While the Indian market may witness heightened volatility in the short term, Harshad Patil, CIO, Tata AIA Life, strongly believes that the economy remains resilient despite global headwinds. In an interview with MintGenie, he advised that new investors should invest as early as possible and stay invested by averaging out the market volatility to benefit from long-term compounding of returns.
Nifty has been on a downward trend in the last 3-4 months. What do you think is the crux of this? Is it because of the macros, FPI selling, Adani Group saga or something more fundamental is at play here?
There are a host of factors, most of which you have alluded to, that we believe are the cause of the current trends in the Indian equity market. While we may witness heightened market volatility in the short term on account of the reasons you mentioned, we strongly believe that the Indian economy remains resilient despite global headwinds. Moreover, the fundamentals, as seen from the earnings of the Indian corporates, will remain robust in the medium term.
Are the developments at Credit Suisse and SVB the start of a global banking crisis? How will Indian banks be affected now that the confidence of investors has been impacted towards the space?
While a few global banks may be grappling with some sort of crisis, we believe that the Indian banking sector is largely insulated with better governance practices as well as high disclosure levels, thanks to the proactive actions of the regulators over the years.
From a one-year horizon, which sectors would you bet on, and which would you avoid?
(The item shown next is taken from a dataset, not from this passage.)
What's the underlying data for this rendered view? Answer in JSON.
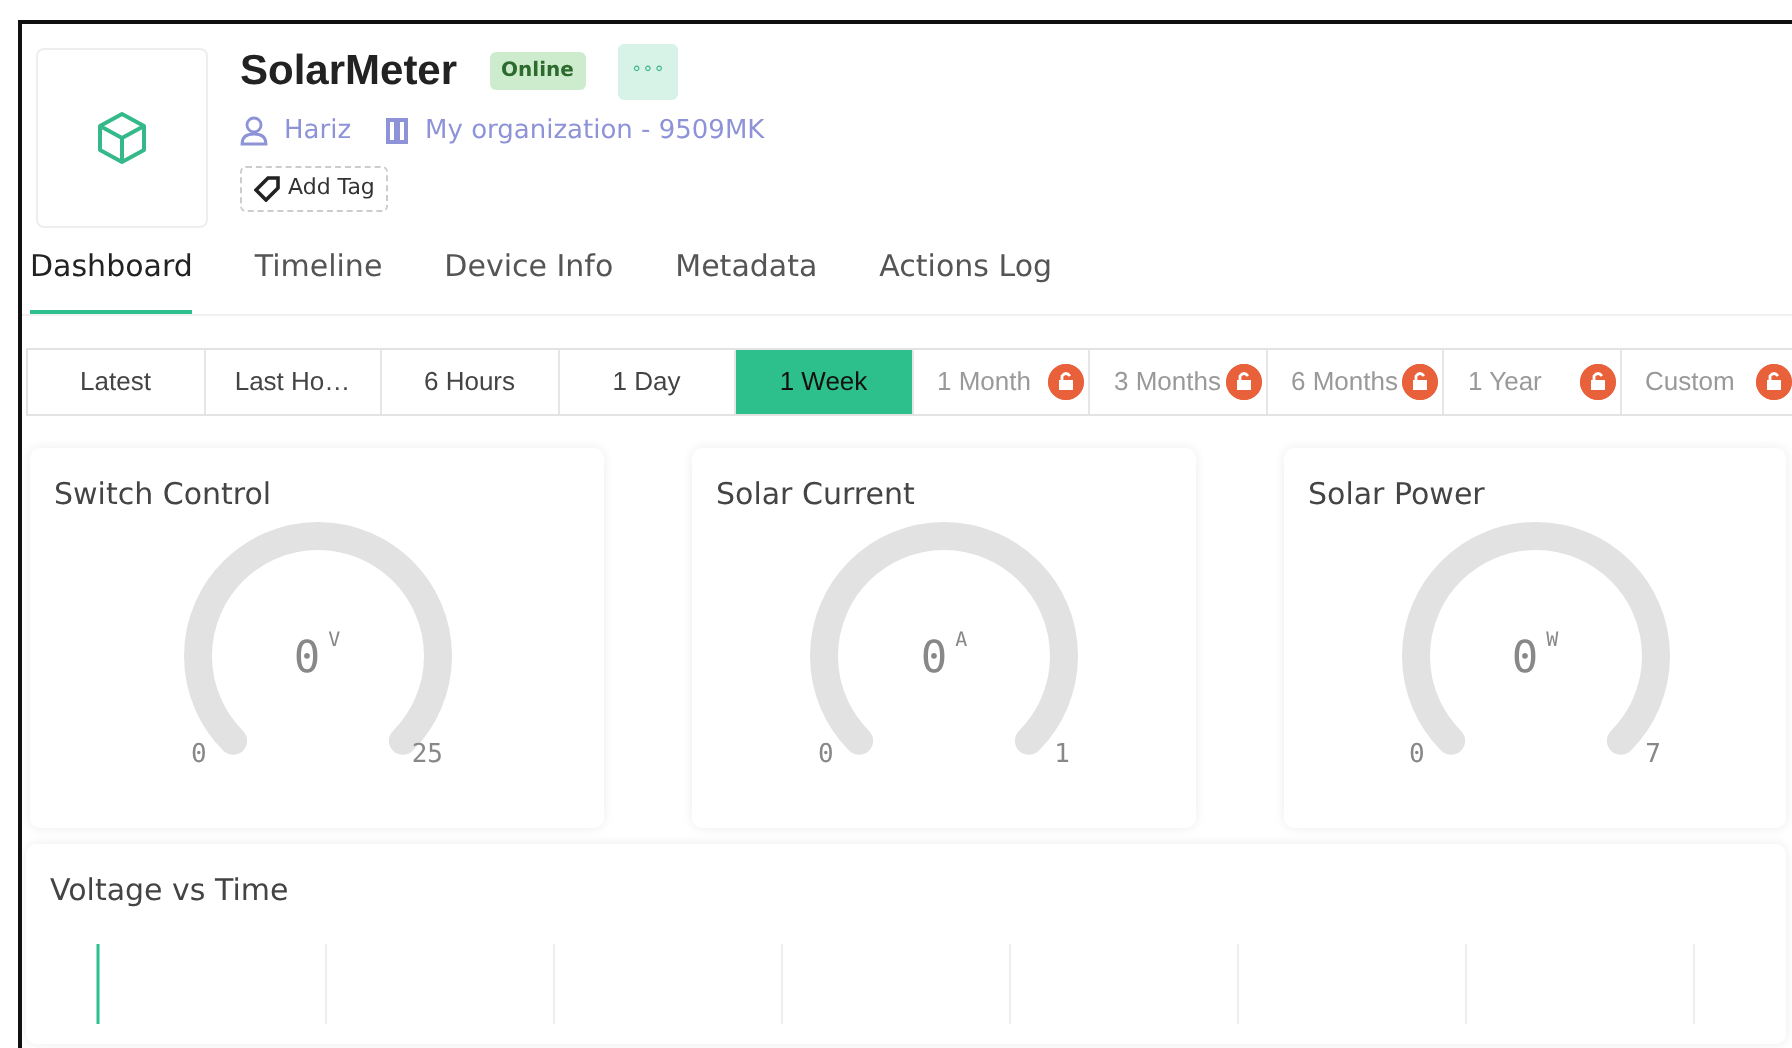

We continue to focus on rigorous fundamental analysis and believe in bottom-up stock picking, irrespective of market cycles. At current levels, we believe that select financials and industrials could do well in the near term. Given the relatively weak global sentiments, sectors that are more export-oriented could be impacted in the near term.
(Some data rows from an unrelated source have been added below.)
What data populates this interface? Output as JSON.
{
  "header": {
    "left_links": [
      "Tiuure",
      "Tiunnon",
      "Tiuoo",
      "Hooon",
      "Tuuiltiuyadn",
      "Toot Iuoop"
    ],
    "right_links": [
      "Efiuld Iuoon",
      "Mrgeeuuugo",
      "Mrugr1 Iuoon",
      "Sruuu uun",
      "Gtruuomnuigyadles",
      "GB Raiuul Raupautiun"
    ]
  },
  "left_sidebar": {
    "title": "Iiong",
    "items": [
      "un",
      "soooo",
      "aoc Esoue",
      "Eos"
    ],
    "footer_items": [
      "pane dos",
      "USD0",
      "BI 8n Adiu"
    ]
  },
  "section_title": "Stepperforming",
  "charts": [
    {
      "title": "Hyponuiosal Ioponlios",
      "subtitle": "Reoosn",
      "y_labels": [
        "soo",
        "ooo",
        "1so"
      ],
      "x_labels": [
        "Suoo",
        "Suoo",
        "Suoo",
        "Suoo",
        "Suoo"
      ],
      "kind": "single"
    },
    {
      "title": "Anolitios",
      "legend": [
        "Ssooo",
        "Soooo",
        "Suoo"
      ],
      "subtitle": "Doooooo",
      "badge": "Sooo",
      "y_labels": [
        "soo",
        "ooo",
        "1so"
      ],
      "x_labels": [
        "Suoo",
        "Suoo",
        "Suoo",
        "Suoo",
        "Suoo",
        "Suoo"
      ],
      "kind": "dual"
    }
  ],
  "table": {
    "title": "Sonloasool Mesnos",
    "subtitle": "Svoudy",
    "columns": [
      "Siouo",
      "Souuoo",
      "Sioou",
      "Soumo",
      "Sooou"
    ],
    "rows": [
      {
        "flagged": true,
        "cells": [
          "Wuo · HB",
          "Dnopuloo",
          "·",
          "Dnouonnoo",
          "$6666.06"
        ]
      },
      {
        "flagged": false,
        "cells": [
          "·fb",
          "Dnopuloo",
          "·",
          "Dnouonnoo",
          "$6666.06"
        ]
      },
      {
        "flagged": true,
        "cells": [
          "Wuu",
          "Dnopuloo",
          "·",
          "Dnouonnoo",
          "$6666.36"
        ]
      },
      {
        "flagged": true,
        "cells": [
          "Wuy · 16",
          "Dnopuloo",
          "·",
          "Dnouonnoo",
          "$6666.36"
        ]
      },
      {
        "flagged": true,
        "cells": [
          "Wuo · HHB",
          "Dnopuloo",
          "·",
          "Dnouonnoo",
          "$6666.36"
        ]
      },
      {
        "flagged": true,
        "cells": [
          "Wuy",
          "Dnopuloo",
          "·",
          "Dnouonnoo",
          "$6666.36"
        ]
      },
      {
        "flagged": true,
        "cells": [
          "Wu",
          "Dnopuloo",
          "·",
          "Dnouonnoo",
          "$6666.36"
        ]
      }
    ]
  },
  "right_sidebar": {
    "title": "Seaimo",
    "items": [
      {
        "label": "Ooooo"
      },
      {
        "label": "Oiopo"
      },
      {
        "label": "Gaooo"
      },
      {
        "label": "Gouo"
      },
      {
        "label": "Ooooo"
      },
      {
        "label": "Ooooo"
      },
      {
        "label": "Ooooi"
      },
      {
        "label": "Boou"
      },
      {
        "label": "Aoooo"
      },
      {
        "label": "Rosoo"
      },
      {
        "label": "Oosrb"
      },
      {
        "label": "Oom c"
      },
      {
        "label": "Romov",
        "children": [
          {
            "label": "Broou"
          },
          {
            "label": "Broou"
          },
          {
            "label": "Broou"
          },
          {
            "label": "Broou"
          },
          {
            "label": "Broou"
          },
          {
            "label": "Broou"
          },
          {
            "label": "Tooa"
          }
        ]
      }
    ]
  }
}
Dynamic Advantage Fund and Sustainable Equity Fund are 2 NFOs to be launched by Tata AIA. Why should investors invest in them?
With the Dynamic Advantage Fund and Sustainable Equity Fund, Tata AIA is offering two new investment options for our esteemed policyholders to meet their long-term financial goals.
As we have seen in recent times, the markets are increasingly volatile. In such market conditions, the Dynamic Advantage Fund is ideally suited for a large section of investors as the fund would seek to proactively optimise the asset allocation mix between equity and debt to protect the investment from extreme downside along with providing adequate participation in the growth of the Indian economy.
In recent years, there has been a lot of focus on sustainable investing or ESG investing with both global and Indian corporates focusing on a host of environment, social and governance parameters. These corporates tend to be rewarded by discerning long-term investors, with better valuations, which augurs well for any long-term investment. The Sustainability Equity Fund is an apt offering for those investors who want to enjoy relatively high long-term returns from equity investing and, at the same time, create wealth responsibly by investing in those organisations that are more transparent in their practices and perform well on ESG metrics.
A piece of advice for new investors?
New investors should invest as early as possible and stay invested by averaging out the market volatility to benefit from long-term compounding of returns. The asset allocation should be in line with their risk appetite, which will help them navigate the market volatility smoothly. New investors may prefer to invest through institutional houses that study market dynamics on an ongoing basis and optimise long-term returns for their investors.